Avec des membres d’Attac, nous collions des tracts sur des affiches publicitaires dans le métro. Au fil du temps, je me suis retrouvée seule à coller les tracts. Un jour, des policiers sont arrivés. À mon âge, je ne me sentais pas de courir pour échapper aux forces de l’ordre, je n’avais pas envie de me faire mal. Ils m’ont alors arrêtée. Avec l’un des policiers, nous avons engagé une discussion sur mes agissements. Quand on s’est quittés, il m’a demandé un tract en souvenir !
Aujourd’hui, je préfère effectuer des actions avec des collectifs tels que Sortir du nucléaire ou la Brigade activiste des clowns (BAC). Ils sont plus au fait des limites de leurs droits, ils agissent avec plus de prudence.

Comment choisissez-vous
les actions auxquelles vous participez ?

Je me sens concernée par beaucoup de causes : la justice, les questions d’identité, les sans-papiers… Par contre, je manifeste rarement pour le féminisme car je ne me retrouve pas dans ses valeurs. Je suis plus attirée par la BAC, qui est dans l’extrême non-violence. Ainsi, les « clowns » ne se confrontent pas physiquement avec les CRS, et la dérision me paraît une arme très intéressante. En fait, je cible les actions auxquelles je participe pour ne pas me disperser ni perdre ma motivation.

« La désobéissance civile est
la seule alternative efficace »

Annouk, 27 ans, médiatrice
auprès d’enfants

Politis : Qu’est ce qui, dans votre parcours, vous a conduite à participer à des actions de désobéissance civile ?

Annouk : Après avoir suivi des études dans une école d’art, j’ai obtenu une licence en histoire des sciences politiques, et je suis aujourd’hui médiatrice du livre. En 2007 et en 2008, avec des membres de l’association Résistance à l’agression publicitaire (RAP), nous avons monté un groupe de travail afin de créer un jeu pour sensibiliser les enfants à la publicité. Lors d’une réunion avec ce groupe, j’ai rencontré un désobéissant. Le désir de passer à un stade supérieur dans mon mode d’action a fait son chemin en moi.
C’est ainsi qu’en février 2009, j’ai participé à un stage de formation à la désobéissance
civile, organisé par
le collectif des
Désobéissants.
Ce stage m’a
permis de
confirmer
que je
pensais sur les modes d’actions à mener. Ce que j’y ai apprécié, c’est la large place donnée à la réflexion personnelle. Pour moi, la désobéissance civile est la seule alternative efficace.

Racontez-nous l’une
des actions auxquelles vous avez participé.

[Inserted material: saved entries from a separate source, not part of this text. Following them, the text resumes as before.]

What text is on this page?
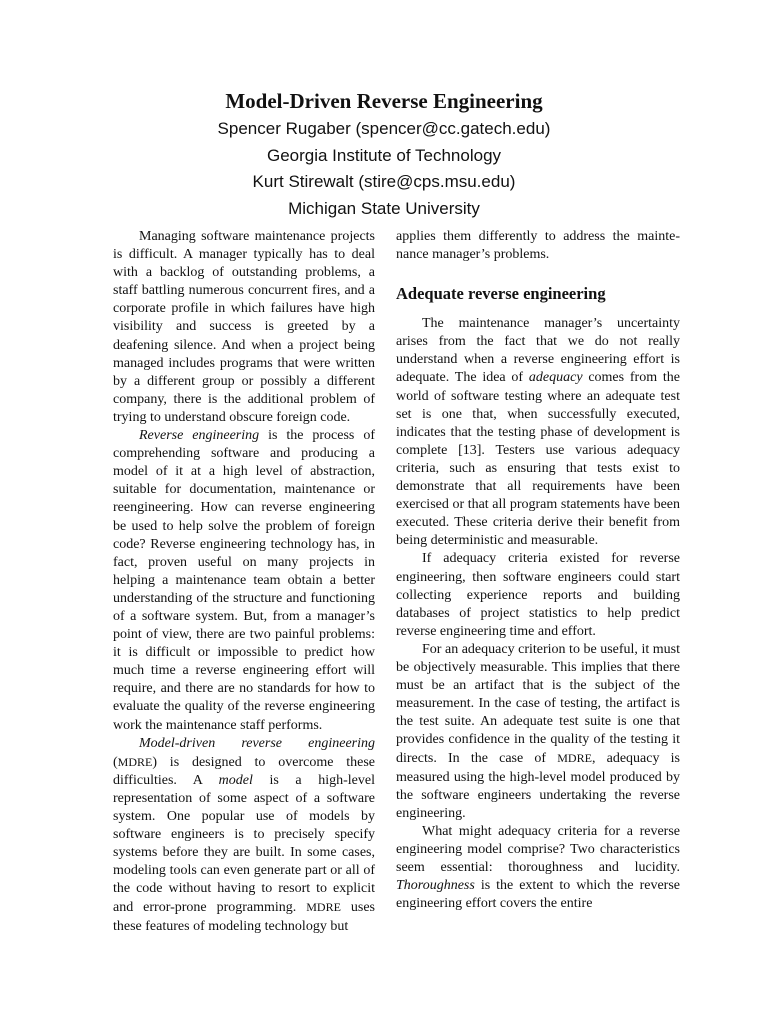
Model-Driven Reverse Engineering

Spencer Rugaber (spencer@cc.gatech.edu)

Georgia Institute of Technology

Kurt Stirewalt (stire@cps.msu.edu)

Michigan State University

Managing software maintenance projects is difficult. A manager typically has to deal with a backlog of outstanding problems, a staff battling numerous concurrent fires, and a corporate profile in which failures have high visibility and success is greeted by a deafening silence. And when a project being managed includes programs that were written by a different group or possibly a different company, there is the additional problem of trying to understand obscure foreign code.

Reverse engineering is the process of comprehending software and producing a model of it at a high level of abstraction, suitable for documentation, maintenance or reengineering. How can reverse engineering be used to help solve the problem of foreign code? Reverse engineering technology has, in fact, proven useful on many projects in helping a maintenance team obtain a better understanding of the structure and functioning of a software system. But, from a manager’s point of view, there are two painful problems: it is difficult or impossible to predict how much time a reverse engineering effort will require, and there are no standards for how to evaluate the quality of the reverse engineering work the maintenance staff performs.

Model-driven reverse engineering (MDRE) is designed to overcome these difficulties. A model is a high-level representation of some aspect of a software system. One popular use of models by software engineers is to precisely specify systems before they are built. In some cases, modeling tools can even generate part or all of the code without having to resort to explicit and error-prone programming. MDRE uses these features of modeling technology but

applies them differently to address the maintenance manager’s problems.

Adequate reverse engineering

The maintenance manager’s uncertainty arises from the fact that we do not really understand when a reverse engineering effort is adequate. The idea of adequacy comes from the world of software testing where an adequate test set is one that, when successfully executed, indicates that the testing phase of development is complete [13]. Testers use various adequacy criteria, such as ensuring that tests exist to demonstrate that all requirements have been exercised or that all program statements have been executed. These criteria derive their benefit from being deterministic and measurable.

If adequacy criteria existed for reverse engineering, then software engineers could start collecting experience reports and building databases of project statistics to help predict reverse engineering time and effort.

For an adequacy criterion to be useful, it must be objectively measurable. This implies that there must be an artifact that is the subject of the measurement. In the case of testing, the artifact is the test suite. An adequate test suite is one that provides confidence in the quality of the testing it directs. In the case of MDRE, adequacy is measured using the high-level model produced by the software engineers undertaking the reverse engineering.

What might adequacy criteria for a reverse engineering model comprise? Two characteristics seem essential: thoroughness and lucidity. Thoroughness is the extent to which the reverse engineering effort covers the entire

Le contre-sommet de l’Otan, avec les Désobéissants. Pour moi, l’essentiel était de participer à une action de blocage non-violente chargée de sens et stratégiquement gênante. En nous ralliant au collectif Block Nato, nous voulions bloquer certaines routes menant aux locaux où avaient lieux les réunions relatives au sommet pour perturber son déroulement.
Le plus impressionnant a été de me retrouver face aux forces de l’ordre, que je trouvais en surnombre et surarmées, alors que j’étais à découvert, sans masque ni arme. Le fait de me sentir vulnérable physiquement m’a très fortement impressionnée. Ma détermination à tenir sur ce blocage, alors que les CRS tentaient de nous dégager, résidait dans ma conviction de la légitimité symbolique de l’action, la présence de témoins qui nous protégeaient de la violence éventuelle des forces de l’ordre, et notre solidarité.

Quels sont vos critères
de choix pour les actions
que vous menez ?

Il est très important pour moi de bien connaître les différents enjeux de l’action que l’on peut me proposer ou que je pourrais initier, pour être sûre d’être bien en adéquation avec ses objectifs.